Cation and anion-codoped Cr,S-NiFe nanosheet arrays as efficient electrocatalysts for boosting electrocatalytic glucose conversion coupled with H2 generation

Coupling hydrogen production with electrocatalytic biomass conversion driven by intermittent renewable energy sources is an efficient way to obtain hydrogen energy and high-value-added chemicals. However, developing robust multifunctional electrocatalysts with explicit structure-property relationships remains a considerable challenge. Herein, a cation and anion codoping strategy for synergistically modulating the electronic structure of NiFe layered double hydroxide was dexterously developed, visibly promoting the exposure of catalytic active sites and thus enhancing the performance of the electrocatalytic conversion of glucose coupled with hydrogen production. The experimental results proved that the incorporation of heteroatoms Cr and S promoted the reversible Ni(OH) 2 (Ni 2+ )/NiOOH (Ni 3+ ) redox transition and significantly enhanced the charge transfer and adsorption capacity of glucose.
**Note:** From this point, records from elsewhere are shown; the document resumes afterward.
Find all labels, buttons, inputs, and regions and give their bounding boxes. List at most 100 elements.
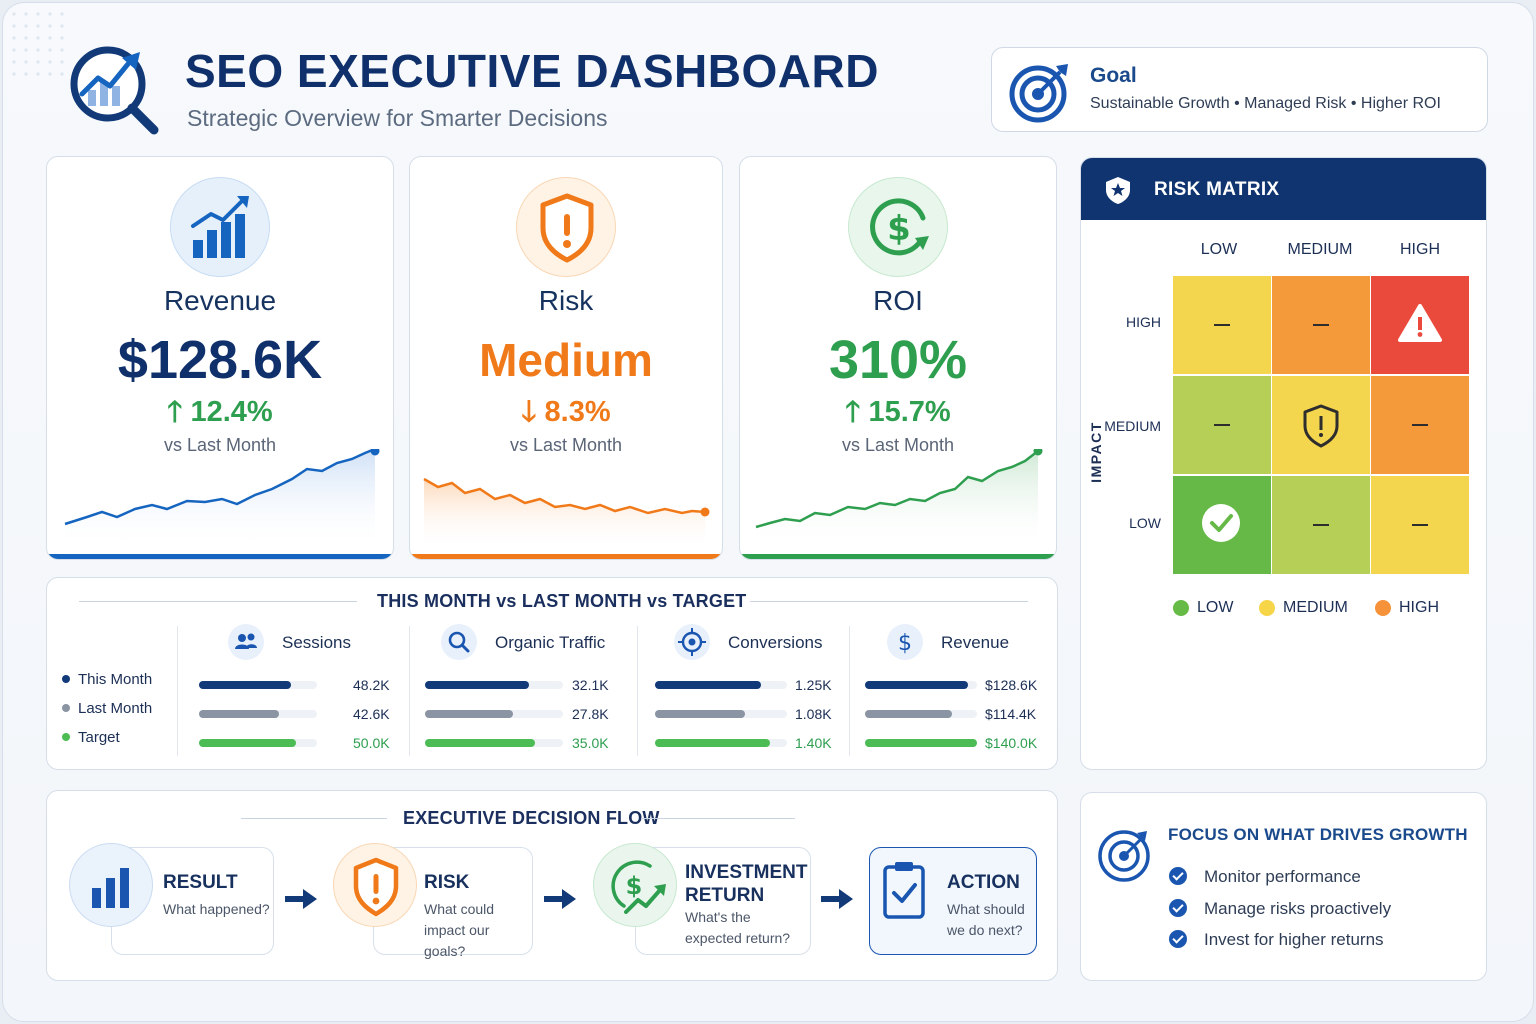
analytics-magnifier-logo	[70, 46, 159, 135]
matrix-col-high: HIGH	[1400, 241, 1440, 258]
bar-track	[655, 739, 787, 747]
kpi-change: 🡑 15.7%	[740, 391, 1056, 440]
legend-label: This Month	[78, 671, 153, 688]
divider	[750, 601, 1028, 602]
divider	[849, 626, 850, 756]
revenue-sparkline	[64, 449, 380, 549]
decorative-dots	[8, 8, 68, 78]
bar-fill	[425, 739, 535, 747]
arrow-up-icon: 🡑	[167, 396, 183, 428]
goal-card: Goal Sustainable Growth • Managed Risk •…	[991, 47, 1488, 132]
matrix-cell[interactable]	[1173, 476, 1271, 574]
risk-matrix-header: RISK MATRIX	[1081, 158, 1486, 220]
matrix-cell[interactable]	[1173, 376, 1271, 474]
metric-organic-traffic: Organic Traffic	[441, 622, 631, 662]
kpi-compare-label: vs Last Month	[841, 435, 955, 455]
metric-label: Conversions	[728, 633, 823, 652]
legend-target: Target	[62, 729, 120, 746]
search-icon	[441, 624, 477, 660]
target-arrow-icon	[1098, 830, 1150, 882]
bar-fill	[425, 681, 529, 689]
legend-label: Last Month	[78, 700, 153, 717]
matrix-cell[interactable]	[1371, 476, 1469, 574]
matrix-cell[interactable]	[1371, 376, 1469, 474]
shield-alert-icon	[1303, 404, 1339, 448]
step-question: What's the expected return?	[685, 909, 791, 946]
check-icon	[1169, 930, 1187, 948]
step-question: What could impact our goals?	[424, 901, 495, 959]
shield-alert-icon	[516, 177, 616, 277]
arrow-right-icon	[285, 889, 317, 909]
kpi-accent-bar	[47, 554, 393, 559]
bar-track	[199, 739, 317, 747]
matrix-col-medium: MEDIUM	[1287, 241, 1353, 258]
matrix-cell[interactable]	[1272, 276, 1370, 374]
metric-label: Organic Traffic	[495, 633, 606, 652]
page-title: SEO EXECUTIVE DASHBOARD	[185, 45, 879, 97]
kpi-change-value: 15.7%	[868, 396, 951, 428]
focus-item: Monitor performance	[1169, 867, 1361, 887]
focus-item: Invest for higher returns	[1169, 930, 1384, 950]
matrix-cell[interactable]	[1173, 276, 1271, 374]
legend-label-high: HIGH	[1399, 599, 1439, 616]
legend-dot-high	[1375, 600, 1391, 616]
focus-title: FOCUS ON WHAT DRIVES GROWTH	[1168, 825, 1468, 844]
risk-kpi-card[interactable]: Risk Medium 🡓 8.3% vs Last Month	[409, 156, 723, 560]
kpi-change-value: 8.3%	[544, 396, 611, 428]
svg-text:$: $	[626, 872, 643, 900]
bar-value: 42.6K	[353, 706, 390, 722]
metric-label: Revenue	[941, 633, 1010, 652]
arrow-right-icon	[821, 889, 853, 909]
bar-value: 1.25K	[795, 677, 832, 693]
revenue-kpi-card[interactable]: Revenue $128.6K 🡑 12.4% vs Last Month	[46, 156, 394, 560]
metric-sessions: Sessions	[228, 622, 398, 662]
dollar-cycle-icon: $	[848, 177, 948, 277]
kpi-value: 310%	[828, 330, 968, 390]
bar-track	[425, 739, 563, 747]
matrix-row-low: LOW	[1129, 515, 1161, 531]
goal-text: Sustainable Growth • Managed Risk • High…	[1090, 95, 1441, 112]
target-icon	[674, 624, 710, 660]
dollar-icon: $	[887, 624, 923, 660]
focus-item-label: Manage risks proactively	[1204, 899, 1392, 918]
matrix-cell[interactable]	[1272, 376, 1370, 474]
matrix-cell[interactable]	[1371, 276, 1469, 374]
step-question: What happened?	[163, 901, 270, 917]
bar-value: 35.0K	[572, 735, 609, 751]
bar-chart-growth-icon	[170, 177, 270, 277]
clipboard-check-icon	[883, 862, 925, 919]
bar-fill	[199, 681, 291, 689]
arrow-up-icon: 🡑	[845, 396, 861, 428]
bar-value: 48.2K	[353, 677, 390, 693]
bar-chart-icon	[69, 843, 153, 927]
bar-track	[425, 710, 563, 718]
legend-dot-medium	[1259, 600, 1275, 616]
bar-value: 27.8K	[572, 706, 609, 722]
users-icon	[228, 624, 264, 660]
risk-matrix-title: RISK MATRIX	[1154, 179, 1280, 200]
kpi-label: Revenue	[163, 285, 277, 316]
legend-dot-low	[1173, 600, 1189, 616]
matrix-cell[interactable]	[1272, 476, 1370, 574]
bar-value: $140.0K	[985, 735, 1038, 751]
bar-fill	[865, 739, 977, 747]
bar-row: 27.8K	[425, 706, 632, 722]
bar-row: 42.6K	[199, 706, 413, 722]
divider	[637, 626, 638, 756]
bar-row: 32.1K	[425, 677, 632, 693]
bar-value: $114.4K	[985, 706, 1037, 722]
kpi-label: Risk	[538, 285, 594, 316]
bar-row: 48.2K	[199, 677, 413, 693]
roi-kpi-card[interactable]: $ ROI 310% 🡑 15.7% vs Last Month	[739, 156, 1057, 560]
bar-fill	[199, 739, 296, 747]
kpi-compare-label: vs Last Month	[509, 435, 623, 455]
step-title: ACTION	[947, 872, 1020, 893]
shield-star-icon	[1106, 177, 1130, 204]
kpi-value: Medium	[479, 334, 653, 386]
arrow-down-icon: 🡓	[521, 396, 537, 428]
bar-value: 50.0K	[353, 735, 390, 751]
focus-item: Manage risks proactively	[1169, 899, 1391, 919]
divider	[177, 626, 178, 756]
divider	[641, 818, 795, 819]
target-arrow-icon	[1009, 64, 1068, 123]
For the electrocatalytic glucose conversion reaction (GCR), the voltage required to achieve 10 mA cm −2 was only 1.219 V, lower than that required in the oxygen evolution reaction. Notably, the as-prepared Cr,S-NiFe/NF exhibited remarkable performance in a double-electrode electrolyzer for GCR and hydrogen evolution reaction, requiring only an ultralow voltage of 1.337 V to deliver 10 mA cm −2 while producing value-added formate at the anode, and a nine times higher hydrogen production rate than that of conventional water electrolysis was achieved. This electrocatalyst for biomass conversion coupled with hydrogen production exhibited improved hydrogen production efficiency and yielded value-added chemicals.